Instability in the European markets
– European Union markets are facing three big challenges post Covid – expanded balance sheets, Brexit related business disruption, and aggressive Russia looking to distract the existing security mechanism. Three F will face different problems in different parts of Europe. For example it will face inflationary pressures in UK, France, and Germany, balance sheet expansion and demand challenges in Southern European countries, and geopolitical instability in the Eastern Europe.
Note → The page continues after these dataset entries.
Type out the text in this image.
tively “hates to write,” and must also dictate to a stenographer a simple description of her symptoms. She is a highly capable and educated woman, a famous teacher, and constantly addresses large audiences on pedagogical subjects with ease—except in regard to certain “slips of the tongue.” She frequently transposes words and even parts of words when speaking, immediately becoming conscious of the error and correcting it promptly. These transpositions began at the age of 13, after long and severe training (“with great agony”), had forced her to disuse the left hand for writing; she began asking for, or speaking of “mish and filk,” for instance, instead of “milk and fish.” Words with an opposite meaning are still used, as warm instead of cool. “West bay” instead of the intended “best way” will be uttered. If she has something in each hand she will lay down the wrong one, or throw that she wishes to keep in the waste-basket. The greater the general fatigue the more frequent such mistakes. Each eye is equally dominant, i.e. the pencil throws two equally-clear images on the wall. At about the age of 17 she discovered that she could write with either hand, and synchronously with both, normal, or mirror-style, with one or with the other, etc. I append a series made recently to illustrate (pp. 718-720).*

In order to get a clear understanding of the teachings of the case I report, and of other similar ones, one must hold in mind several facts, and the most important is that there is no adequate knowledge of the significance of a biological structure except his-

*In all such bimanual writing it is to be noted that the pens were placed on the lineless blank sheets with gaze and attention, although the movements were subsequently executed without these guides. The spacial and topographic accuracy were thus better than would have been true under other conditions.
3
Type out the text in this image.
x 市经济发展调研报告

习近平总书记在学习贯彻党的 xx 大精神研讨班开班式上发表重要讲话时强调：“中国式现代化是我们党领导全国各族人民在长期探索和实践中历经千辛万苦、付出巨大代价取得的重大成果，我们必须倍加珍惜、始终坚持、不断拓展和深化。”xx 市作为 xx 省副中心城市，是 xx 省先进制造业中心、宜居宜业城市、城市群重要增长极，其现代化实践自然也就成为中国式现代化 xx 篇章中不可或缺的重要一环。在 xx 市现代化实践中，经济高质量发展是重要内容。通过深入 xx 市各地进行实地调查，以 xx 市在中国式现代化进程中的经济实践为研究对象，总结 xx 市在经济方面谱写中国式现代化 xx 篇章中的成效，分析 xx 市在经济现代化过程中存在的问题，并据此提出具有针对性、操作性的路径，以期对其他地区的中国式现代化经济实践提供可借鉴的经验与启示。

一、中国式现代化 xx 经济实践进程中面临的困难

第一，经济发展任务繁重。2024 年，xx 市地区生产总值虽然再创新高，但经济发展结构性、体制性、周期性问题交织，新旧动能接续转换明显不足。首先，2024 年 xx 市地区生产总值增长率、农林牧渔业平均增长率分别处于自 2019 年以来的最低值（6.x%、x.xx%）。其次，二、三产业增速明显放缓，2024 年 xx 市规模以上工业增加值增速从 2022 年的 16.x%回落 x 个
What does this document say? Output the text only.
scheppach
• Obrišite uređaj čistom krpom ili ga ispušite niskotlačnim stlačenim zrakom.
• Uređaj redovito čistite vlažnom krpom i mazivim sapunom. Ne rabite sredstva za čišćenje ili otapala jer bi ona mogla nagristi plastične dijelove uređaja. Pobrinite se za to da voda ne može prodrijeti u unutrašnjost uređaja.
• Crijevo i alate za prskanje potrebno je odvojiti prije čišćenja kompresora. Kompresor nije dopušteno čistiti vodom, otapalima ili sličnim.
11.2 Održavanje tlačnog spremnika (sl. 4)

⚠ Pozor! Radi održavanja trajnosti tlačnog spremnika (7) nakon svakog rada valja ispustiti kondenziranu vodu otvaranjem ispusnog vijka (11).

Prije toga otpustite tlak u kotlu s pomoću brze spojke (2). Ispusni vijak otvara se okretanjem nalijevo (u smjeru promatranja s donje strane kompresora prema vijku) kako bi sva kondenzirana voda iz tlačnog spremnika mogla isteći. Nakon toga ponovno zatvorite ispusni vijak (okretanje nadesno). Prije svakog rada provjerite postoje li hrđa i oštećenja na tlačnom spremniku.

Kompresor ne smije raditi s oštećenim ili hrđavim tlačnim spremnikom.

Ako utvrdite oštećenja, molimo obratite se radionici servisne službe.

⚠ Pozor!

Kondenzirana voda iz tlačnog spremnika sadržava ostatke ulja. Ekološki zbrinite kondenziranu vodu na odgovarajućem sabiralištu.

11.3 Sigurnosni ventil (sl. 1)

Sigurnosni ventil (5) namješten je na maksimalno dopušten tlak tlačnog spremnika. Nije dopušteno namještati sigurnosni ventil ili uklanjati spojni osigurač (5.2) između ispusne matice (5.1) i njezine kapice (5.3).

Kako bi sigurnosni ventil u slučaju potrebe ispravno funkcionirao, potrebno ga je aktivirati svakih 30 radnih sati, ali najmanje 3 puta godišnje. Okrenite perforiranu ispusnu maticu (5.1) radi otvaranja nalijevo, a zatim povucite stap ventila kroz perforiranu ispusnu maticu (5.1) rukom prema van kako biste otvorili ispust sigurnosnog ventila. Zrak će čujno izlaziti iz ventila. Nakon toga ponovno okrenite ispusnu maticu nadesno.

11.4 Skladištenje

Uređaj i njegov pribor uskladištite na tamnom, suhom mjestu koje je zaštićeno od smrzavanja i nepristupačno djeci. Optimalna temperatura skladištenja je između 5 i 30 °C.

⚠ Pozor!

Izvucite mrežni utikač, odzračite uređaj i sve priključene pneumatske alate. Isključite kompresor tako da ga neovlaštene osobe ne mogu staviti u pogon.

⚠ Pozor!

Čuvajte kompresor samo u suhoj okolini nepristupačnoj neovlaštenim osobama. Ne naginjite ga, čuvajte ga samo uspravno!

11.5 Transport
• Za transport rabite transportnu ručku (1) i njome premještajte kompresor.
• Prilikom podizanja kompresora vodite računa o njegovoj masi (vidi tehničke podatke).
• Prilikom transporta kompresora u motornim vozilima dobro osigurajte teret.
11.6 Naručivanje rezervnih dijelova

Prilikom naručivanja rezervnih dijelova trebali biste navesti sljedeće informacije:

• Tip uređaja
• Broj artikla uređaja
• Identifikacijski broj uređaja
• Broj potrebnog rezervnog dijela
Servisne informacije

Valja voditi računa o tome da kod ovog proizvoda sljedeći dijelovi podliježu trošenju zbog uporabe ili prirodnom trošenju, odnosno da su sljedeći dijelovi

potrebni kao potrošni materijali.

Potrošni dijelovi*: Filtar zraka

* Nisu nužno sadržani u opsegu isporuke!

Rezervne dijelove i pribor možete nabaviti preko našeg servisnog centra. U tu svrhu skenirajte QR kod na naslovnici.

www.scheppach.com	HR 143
Consumer confidence and its impact on Three F demand
– There is a high probability of declining consumer confidence, given – high inflammation rate, rise of gig economy, lower job stability, increasing cost of living, higher interest rates, and aging demography. All the factors contribute to people saving higher rate of their income, resulting in lower consumer demand in Retail (Grocery) industry and other sectors.
Learning curve for new practices
– As the technology based on artificial intelligence and machine learning platform is getting complex, Three F may face longer learning curve for training and development of existing employees. This can open space for more nimble competitors in the field of Retail (Grocery) sector.
Trade war between China and United States
– The trade war between two of the biggest economies can hugely impact the opportunities for Three F in Retail (Grocery) industry. The Retail (Grocery) industry is already at various protected from local competition in China, with the rise of trade war the protection levels may go up. This presents a clear threat of current business model in Chinese market.
Technology acceleration in Forth Industrial Revolution
– Three F has witnessed rapid integration of technology during Covid-19 in the Retail (Grocery) industry. As one of the leading players in the industry, Three F needs to keep up with the evolution of technology in the Retail (Grocery) sector. According to Mckinsey study top managers believe that the adoption of technology in operations, communications is 20-25 times faster than what they planned in the beginning of 2019.
Weighted SWOT Analysis of Three F Template, Example
Not all factors mentioned under the Strengths, Weakness, Opportunities, and Threats quadrants in the SWOT Analysis are equal. Managers at Three F needs to zero down on the relative importance of each factor mentioned in the Strengths, Weakness, Opportunities, and Threats quadrants.
We can provide the relative importance to each factor by assigning relative weights. Weighted SWOT analysis process is a three stage process –
First stage for doing weighted SWOT analysis of Three F is to rank the strengths and weaknesses of the organization. This will help you to assess the most important strengths and weaknesses of the firm and which one of the strengths and weaknesses mentioned in the initial lists are marginal and can be left out.
Second stage for conducting weighted SWOT analysis of Three F is to give probabilities to the external strategic factors thus better understanding the opportunities and threats arising out of macro environment changes and developments.
Third stage of constructing weighted SWOT analysis of Three F to provide strategic recommendations includes – joining likelihood of external strategic factors such as opportunities and threats to the internal strategic factors – strengths and weaknesses. You should start with external factors as they will provide the direction of the overall industry. Secondly by joining probabilities with internal strategic factors can help the company not only strategic fit but also the most probably strategic trade-off that Three F needs to make to build a sustainable competitive advantage.